In this part of the world, children are said to be deficient in necessary skills needed to enhance their capability to become better members of the academia and society at large. REGINA OTOKPA was at an event where some volunteers presented an opportunity to remedy the situation
It is one thing to be intelligent.
It is another thing to be able to activate the intelligence to attain sustainable success in life. Experts have continued to argue that the basic level of education remains the most critical aspects of an individual’s life in becoming an epitome of success in any chosen career.
In recent times, the poor quality of graduates from Nigerian Universities have become a thing of worry for all and sundry, even as the Federal Government through the Ministry of Education, has continued to fashion out policies to curb the ugly trend. However, government cannot do this alone.
Only recently, about 40 school, drawn from both public and private primary schools within Abuja, qualified for the 1st edition of the Schools Debate League, SDL, Abuja 2017.
Some of the schools include; Ladela School, Creative learning International schools, Greenrice International School, Lead British International School, Rabeito School, and Local Government Primary Schools commonly referred to as LEA, from across different locations including Gwarinpa, Galadinma and Aleyta.
SDL, is a programme designed by the Life Skills Experts, LSF, to develop capabilities around children from a tender age, around one of the important skills they need in life which is communication skills and in particular, persuasive presentations to be convincing and influencing communicators in future.
It also aims at exposing students in the basic school to learning experiences that would task them to think about real life issues and challenges and have such translated into persuasive arguments and presentations. But according to the Founder and Director of LSF, Omagbitse Barrow, one of the powerful ways to achieve this was through debate competitions.
Barrow had made a startling discovery that Nigeria, with a population as high as over 180 million people, has suffered gross leadership gap in the hands of wrong leaders, who unfortunately like majority of people who grew up in Nigeria, were not exposed to essential life skills from the early stages of life unlike their counterparts in other parts of the world.
Inside Abuja checks revealed that Social Scientists across the globe are unanimous on the fact that for individuals to achieve sustainability, they need a combination of academic skills and life skills-15 per cent Intelligence Quotient and 85 per cent Emotional Quotient.
But in Nigeria, what we find in our school programmes focus almost exclusively on the 15 per cent Intelligence Quotient which according to Barrow, “is therefore no surprise that we create graduates and school leavers who do not possess the basic skills for value based leadership, personal effectiveness, creativity and innovation, communication and financial literacy.
No one is really paying attention to this.”

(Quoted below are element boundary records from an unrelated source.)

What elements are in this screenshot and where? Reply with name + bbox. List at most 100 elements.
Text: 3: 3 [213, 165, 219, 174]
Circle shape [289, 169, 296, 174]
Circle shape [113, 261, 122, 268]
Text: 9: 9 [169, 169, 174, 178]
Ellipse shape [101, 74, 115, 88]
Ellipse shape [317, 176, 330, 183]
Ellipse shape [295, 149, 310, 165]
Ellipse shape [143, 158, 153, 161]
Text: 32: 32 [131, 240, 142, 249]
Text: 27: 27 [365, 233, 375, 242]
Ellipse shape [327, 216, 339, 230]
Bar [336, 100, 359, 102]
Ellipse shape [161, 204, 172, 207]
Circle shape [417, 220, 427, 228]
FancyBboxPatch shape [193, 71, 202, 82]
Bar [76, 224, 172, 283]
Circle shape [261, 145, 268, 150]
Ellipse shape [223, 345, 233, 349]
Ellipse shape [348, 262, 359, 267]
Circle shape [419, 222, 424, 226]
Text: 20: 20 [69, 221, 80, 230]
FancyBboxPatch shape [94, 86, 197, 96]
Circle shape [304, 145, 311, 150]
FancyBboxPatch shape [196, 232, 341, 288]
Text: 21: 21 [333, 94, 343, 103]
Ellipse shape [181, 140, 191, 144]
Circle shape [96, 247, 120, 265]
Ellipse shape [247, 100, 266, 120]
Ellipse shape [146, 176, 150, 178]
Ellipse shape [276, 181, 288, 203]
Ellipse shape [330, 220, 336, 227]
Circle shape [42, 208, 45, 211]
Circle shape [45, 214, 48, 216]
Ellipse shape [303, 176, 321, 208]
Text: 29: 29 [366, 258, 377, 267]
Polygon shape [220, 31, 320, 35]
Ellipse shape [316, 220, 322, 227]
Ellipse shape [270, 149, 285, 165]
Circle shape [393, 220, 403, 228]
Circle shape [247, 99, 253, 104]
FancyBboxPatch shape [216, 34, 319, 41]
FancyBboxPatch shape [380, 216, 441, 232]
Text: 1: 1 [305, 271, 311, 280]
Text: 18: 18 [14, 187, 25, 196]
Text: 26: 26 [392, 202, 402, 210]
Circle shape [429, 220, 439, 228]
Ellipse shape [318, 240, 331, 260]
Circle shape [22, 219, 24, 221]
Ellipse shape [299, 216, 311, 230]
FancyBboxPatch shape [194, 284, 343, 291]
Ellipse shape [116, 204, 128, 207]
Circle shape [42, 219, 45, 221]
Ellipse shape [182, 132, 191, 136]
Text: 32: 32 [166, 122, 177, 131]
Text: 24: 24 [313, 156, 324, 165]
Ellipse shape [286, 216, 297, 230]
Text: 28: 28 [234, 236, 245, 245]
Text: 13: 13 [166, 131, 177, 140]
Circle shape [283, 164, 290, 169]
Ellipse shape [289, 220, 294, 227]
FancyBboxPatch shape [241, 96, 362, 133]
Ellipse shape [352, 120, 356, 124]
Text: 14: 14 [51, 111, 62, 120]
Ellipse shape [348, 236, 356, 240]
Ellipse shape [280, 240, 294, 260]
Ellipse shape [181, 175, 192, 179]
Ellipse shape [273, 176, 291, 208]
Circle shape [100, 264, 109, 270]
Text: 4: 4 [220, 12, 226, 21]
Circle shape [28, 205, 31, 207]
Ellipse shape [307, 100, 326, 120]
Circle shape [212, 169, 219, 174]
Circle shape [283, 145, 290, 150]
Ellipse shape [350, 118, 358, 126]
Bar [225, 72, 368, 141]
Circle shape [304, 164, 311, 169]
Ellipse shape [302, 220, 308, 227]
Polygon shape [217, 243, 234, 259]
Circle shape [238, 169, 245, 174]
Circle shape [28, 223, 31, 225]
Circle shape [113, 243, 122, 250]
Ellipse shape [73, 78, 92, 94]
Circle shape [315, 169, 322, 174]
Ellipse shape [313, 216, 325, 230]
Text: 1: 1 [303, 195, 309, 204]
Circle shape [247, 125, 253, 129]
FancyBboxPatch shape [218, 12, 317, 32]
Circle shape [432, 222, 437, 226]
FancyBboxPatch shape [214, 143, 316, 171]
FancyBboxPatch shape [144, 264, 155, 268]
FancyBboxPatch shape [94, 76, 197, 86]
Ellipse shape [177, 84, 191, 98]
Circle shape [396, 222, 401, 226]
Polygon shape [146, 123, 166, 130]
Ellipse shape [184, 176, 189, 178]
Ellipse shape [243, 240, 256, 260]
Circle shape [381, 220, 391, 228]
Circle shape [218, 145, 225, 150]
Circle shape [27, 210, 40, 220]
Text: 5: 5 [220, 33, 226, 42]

Driven by a passion to create more influencing communicators within students in Abuja, he stressed that good leadership as found in some developed countries of the world was achievable due to the understanding, acceptability and inculcation of values and practical life skills such as communication skills, creativity, innovation and financial literacy, in the schools curricula from the basic level, arguing that while a combination of academic and life skills were needed to achieve sustainable success, the opposite is the case in Nigeria, where emphasis is laid only on the academic performance of the students, leading to a poor quality of the workforce.
“Nigerians are often creative in the wrong direction. Leadership often times, we have been led by the wrong people because we haven’t really taught ourselves what real value based leadership means.
People who work in the office are not very productive because when they were young they didn’t learn about things like managing time and being effective, speaking and focusing on task and activities.
“In most developed countries in the world, they have understood that life communication skills, things like leadership, financial literacy, communication skills and creativity, must be in the schools; that they must be taught in schools; these are not academic subjects, these are practical life skills.”
Regardless, Nigerian government can emulate its counterparts and begin to undertake steps beyond the basic subject requirements such as mathematics, English and sciences, to legislate the inclusion and practice of life skills in the school curricula starting from the basic schools.